Simple Python Nest For Loop Exhausts Memory [SOLVED]

I have a list of quadruples which is read from a CSV file, with element of the form t =(id, e1, e2, label). The list should contain for every t, the tuple: (someID, e2,e1, 3-label). If not, I need to add to the list.

I have written the following code and narrowed down my list to only 50 tuples.

import nltk
import csv
#file string
fs = "mydataset.csv"
with open(fs) as infile:
    rows = list(csv.reader(infile))[950:1000]
    size = len(rows)
    print("initial size =", size)
    newSize = size
    firstId = int(rows[1][0])
    lastId = int(rows[size-1][0])
    for i in range(size):
        if i % 500 == 0:
            rint("program progression = ", i*100/size, '%', sep ='')
        tempRow = rows[i]
        if tempRow[-1] == '1' or tempRow[-1] == '2':
                for j in range(i+1, size):
                # print("j = ", j)
                    if tempRow[1] == rows[j][2] and tempRow[2] == rows[j][1]:
                        if int(tempRow[3]) == 3-int(rows[j][3]):
                            break
                        else:
                            print("error in row: ", i)
                    else:
                        if j == size -1:
                            lastId +=1
                            print(tempRow[-1])
                            rows += rows +[[ str(lastId), tempRow[2], tempRow[1], str(3-int(tempRow[3])) ]]
                            newSize +=1
                            print("newSize", newSize)
    print("END")

When I run this, it exhausts my memory.
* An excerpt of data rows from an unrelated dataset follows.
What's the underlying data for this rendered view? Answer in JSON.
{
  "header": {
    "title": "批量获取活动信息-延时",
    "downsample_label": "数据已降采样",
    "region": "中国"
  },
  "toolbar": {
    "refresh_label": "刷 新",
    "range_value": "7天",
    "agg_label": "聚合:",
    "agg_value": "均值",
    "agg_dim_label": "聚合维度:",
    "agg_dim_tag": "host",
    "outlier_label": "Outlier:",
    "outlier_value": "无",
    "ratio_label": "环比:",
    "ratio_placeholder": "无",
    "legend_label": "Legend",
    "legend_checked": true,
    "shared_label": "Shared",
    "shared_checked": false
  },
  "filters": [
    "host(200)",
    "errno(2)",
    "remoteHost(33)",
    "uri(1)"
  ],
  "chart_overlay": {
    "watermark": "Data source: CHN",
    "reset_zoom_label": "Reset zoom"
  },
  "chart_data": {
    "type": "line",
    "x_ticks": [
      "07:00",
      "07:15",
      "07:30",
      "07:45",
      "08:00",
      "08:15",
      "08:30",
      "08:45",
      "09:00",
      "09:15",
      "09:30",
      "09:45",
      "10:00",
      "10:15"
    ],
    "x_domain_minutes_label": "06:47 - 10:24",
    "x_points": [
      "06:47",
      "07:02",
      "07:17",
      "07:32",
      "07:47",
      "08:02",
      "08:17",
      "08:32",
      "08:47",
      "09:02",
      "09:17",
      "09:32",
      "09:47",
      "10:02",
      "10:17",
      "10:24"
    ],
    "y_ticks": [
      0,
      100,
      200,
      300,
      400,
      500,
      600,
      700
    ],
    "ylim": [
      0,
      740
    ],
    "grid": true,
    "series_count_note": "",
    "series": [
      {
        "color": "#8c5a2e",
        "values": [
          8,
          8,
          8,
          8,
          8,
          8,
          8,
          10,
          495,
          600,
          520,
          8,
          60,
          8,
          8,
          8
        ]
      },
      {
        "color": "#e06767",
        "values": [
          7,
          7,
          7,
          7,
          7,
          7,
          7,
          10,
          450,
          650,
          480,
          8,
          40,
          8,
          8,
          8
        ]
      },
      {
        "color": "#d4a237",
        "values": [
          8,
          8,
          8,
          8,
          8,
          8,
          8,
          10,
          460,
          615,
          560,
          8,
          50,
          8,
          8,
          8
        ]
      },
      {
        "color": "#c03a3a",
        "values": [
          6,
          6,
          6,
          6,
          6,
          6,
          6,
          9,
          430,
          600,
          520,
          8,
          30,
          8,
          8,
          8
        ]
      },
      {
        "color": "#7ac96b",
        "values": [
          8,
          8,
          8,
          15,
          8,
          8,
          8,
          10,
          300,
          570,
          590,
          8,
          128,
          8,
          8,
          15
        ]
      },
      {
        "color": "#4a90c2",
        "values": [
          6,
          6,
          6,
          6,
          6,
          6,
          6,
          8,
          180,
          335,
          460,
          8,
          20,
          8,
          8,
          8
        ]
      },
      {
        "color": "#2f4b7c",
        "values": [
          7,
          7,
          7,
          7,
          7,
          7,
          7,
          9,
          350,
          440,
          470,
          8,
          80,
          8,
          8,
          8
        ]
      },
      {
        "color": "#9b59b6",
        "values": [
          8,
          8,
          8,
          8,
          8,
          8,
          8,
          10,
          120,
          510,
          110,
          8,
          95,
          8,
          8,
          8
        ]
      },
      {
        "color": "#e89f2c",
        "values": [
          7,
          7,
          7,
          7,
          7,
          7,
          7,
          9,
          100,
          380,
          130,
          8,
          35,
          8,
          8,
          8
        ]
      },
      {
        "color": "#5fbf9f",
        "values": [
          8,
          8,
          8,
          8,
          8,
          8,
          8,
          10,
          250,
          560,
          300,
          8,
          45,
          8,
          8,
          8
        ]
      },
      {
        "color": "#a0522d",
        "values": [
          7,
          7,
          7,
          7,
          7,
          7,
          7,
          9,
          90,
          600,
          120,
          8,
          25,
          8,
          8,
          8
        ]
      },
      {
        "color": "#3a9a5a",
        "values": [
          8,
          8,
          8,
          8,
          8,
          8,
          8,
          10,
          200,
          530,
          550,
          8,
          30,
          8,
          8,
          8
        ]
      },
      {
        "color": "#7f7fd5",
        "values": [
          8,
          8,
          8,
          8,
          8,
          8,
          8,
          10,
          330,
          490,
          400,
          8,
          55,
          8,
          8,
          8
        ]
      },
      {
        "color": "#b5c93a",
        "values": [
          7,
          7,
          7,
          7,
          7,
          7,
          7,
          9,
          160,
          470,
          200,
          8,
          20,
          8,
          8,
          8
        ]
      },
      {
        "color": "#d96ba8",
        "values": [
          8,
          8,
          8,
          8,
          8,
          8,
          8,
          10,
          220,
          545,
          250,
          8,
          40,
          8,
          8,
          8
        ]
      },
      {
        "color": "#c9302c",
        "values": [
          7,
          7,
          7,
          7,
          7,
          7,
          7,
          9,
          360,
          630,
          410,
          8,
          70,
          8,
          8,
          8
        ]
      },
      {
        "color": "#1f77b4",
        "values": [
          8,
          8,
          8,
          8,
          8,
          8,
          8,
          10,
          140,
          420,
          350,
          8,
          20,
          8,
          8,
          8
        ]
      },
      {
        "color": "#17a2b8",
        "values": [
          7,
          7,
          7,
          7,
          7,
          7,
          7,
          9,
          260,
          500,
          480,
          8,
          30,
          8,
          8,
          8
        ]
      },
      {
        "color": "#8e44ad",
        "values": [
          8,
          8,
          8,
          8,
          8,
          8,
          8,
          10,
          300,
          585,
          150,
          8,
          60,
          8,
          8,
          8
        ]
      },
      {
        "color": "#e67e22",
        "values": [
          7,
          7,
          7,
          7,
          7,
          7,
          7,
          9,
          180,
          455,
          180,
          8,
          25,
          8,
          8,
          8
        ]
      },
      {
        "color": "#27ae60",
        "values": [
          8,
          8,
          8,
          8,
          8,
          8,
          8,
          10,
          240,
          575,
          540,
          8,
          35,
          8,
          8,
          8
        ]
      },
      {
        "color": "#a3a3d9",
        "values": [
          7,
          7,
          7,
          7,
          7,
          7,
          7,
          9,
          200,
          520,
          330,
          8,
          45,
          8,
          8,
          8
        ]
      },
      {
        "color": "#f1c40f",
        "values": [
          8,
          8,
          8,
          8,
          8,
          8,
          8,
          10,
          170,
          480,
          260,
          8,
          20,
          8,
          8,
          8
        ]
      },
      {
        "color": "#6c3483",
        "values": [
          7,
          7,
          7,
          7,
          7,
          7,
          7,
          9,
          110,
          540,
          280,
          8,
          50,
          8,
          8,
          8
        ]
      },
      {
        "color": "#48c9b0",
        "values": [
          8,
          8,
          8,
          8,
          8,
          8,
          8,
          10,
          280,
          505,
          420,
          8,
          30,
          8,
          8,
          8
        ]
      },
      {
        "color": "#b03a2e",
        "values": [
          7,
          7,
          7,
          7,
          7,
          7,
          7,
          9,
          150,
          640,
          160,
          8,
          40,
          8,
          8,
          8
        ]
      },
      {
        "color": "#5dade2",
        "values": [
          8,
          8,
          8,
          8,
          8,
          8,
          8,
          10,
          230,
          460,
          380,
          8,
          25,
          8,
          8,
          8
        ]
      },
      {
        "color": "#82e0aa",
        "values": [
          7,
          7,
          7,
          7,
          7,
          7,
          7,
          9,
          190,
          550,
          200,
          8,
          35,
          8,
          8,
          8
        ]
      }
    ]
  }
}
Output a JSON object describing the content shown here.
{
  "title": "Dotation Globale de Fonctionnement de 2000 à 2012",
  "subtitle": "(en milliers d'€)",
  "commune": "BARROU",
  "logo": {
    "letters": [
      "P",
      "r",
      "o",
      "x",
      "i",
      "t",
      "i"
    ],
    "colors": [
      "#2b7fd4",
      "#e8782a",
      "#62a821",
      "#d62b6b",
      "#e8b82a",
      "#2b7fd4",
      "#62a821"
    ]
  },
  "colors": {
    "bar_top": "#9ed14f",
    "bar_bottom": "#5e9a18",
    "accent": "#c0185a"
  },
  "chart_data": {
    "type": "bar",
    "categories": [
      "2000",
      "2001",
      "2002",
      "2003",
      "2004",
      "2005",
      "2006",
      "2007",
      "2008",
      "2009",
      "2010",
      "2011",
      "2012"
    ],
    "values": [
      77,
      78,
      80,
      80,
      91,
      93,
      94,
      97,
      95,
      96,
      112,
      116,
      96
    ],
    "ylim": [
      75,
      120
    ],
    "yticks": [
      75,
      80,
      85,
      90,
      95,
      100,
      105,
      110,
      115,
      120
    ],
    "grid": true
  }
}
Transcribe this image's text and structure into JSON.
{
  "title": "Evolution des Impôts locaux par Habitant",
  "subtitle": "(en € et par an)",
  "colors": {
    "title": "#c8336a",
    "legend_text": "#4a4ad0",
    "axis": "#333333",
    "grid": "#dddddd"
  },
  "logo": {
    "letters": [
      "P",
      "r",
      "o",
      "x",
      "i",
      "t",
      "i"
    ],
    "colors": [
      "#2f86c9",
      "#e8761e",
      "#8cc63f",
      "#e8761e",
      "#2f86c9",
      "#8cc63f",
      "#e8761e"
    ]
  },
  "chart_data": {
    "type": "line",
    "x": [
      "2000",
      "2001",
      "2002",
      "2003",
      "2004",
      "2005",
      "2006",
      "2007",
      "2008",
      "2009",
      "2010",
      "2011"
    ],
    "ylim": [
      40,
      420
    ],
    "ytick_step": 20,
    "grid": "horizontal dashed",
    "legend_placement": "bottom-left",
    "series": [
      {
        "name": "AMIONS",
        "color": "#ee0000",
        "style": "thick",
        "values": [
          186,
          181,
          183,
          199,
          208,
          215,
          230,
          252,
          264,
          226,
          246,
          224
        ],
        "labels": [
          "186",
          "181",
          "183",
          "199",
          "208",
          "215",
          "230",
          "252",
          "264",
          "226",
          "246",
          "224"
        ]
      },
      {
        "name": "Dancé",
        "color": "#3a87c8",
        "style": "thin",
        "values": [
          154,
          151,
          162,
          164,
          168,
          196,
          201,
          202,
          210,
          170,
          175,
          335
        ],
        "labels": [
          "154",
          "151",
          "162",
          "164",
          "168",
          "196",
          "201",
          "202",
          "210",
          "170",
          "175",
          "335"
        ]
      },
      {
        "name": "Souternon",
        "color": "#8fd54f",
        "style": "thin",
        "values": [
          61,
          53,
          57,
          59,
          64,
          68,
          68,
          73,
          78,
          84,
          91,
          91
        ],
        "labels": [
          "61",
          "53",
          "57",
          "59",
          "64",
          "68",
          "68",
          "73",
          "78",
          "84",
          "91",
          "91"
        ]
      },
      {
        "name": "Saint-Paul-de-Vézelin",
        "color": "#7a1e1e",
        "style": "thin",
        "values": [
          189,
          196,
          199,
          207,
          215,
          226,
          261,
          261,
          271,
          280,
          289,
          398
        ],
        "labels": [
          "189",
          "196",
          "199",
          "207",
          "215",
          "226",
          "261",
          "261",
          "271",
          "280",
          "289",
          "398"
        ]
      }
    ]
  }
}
It uses over 8GB of memory? What is going on please? my CSC file has only 7200 rows with 4 columns. I really don't know what else I should do. Any help would be greatly appreciated.

CS

2 answers

  • answered 2019-09-10 02:22 Tim Peters

    Don't know, but this line looks highly suspect:

    rows += rows +[[ str(lastId), tempRow[2], tempRow[1], str(3-int(tempRow[3])) ]]
    

    I can't guess what you're trying to do here, but it's very unlikely this line implements your intent. This more than doubles the length of rows each time it's executed, and there doesn't appear to be anything in your code that reduces the length of rows.

    Making it really simple to get the point across:

    >>> rows = [1]
    >>> for i in range(20):
    ...     rows += rows
    ...     print(i, len(rows))
    

    displays:

    0 2
    1 4
    2 8
    3 16
    4 32
    5 64
    6 128
    7 256
    8 512
    9 1024
    10 2048
    11 4096
    12 8192
    13 16384
    14 32768
    15 65536
    16 131072
    17 262144
    18 524288
    19 1048576
    

  • answered 2019-09-10 02:29 chikitin

    Thank you so much! You got it. I had to do remove +!

    rows = rows +[[ str(lastId), tempRow[2], tempRow[1], str(3-int(tempRow[3])) ]]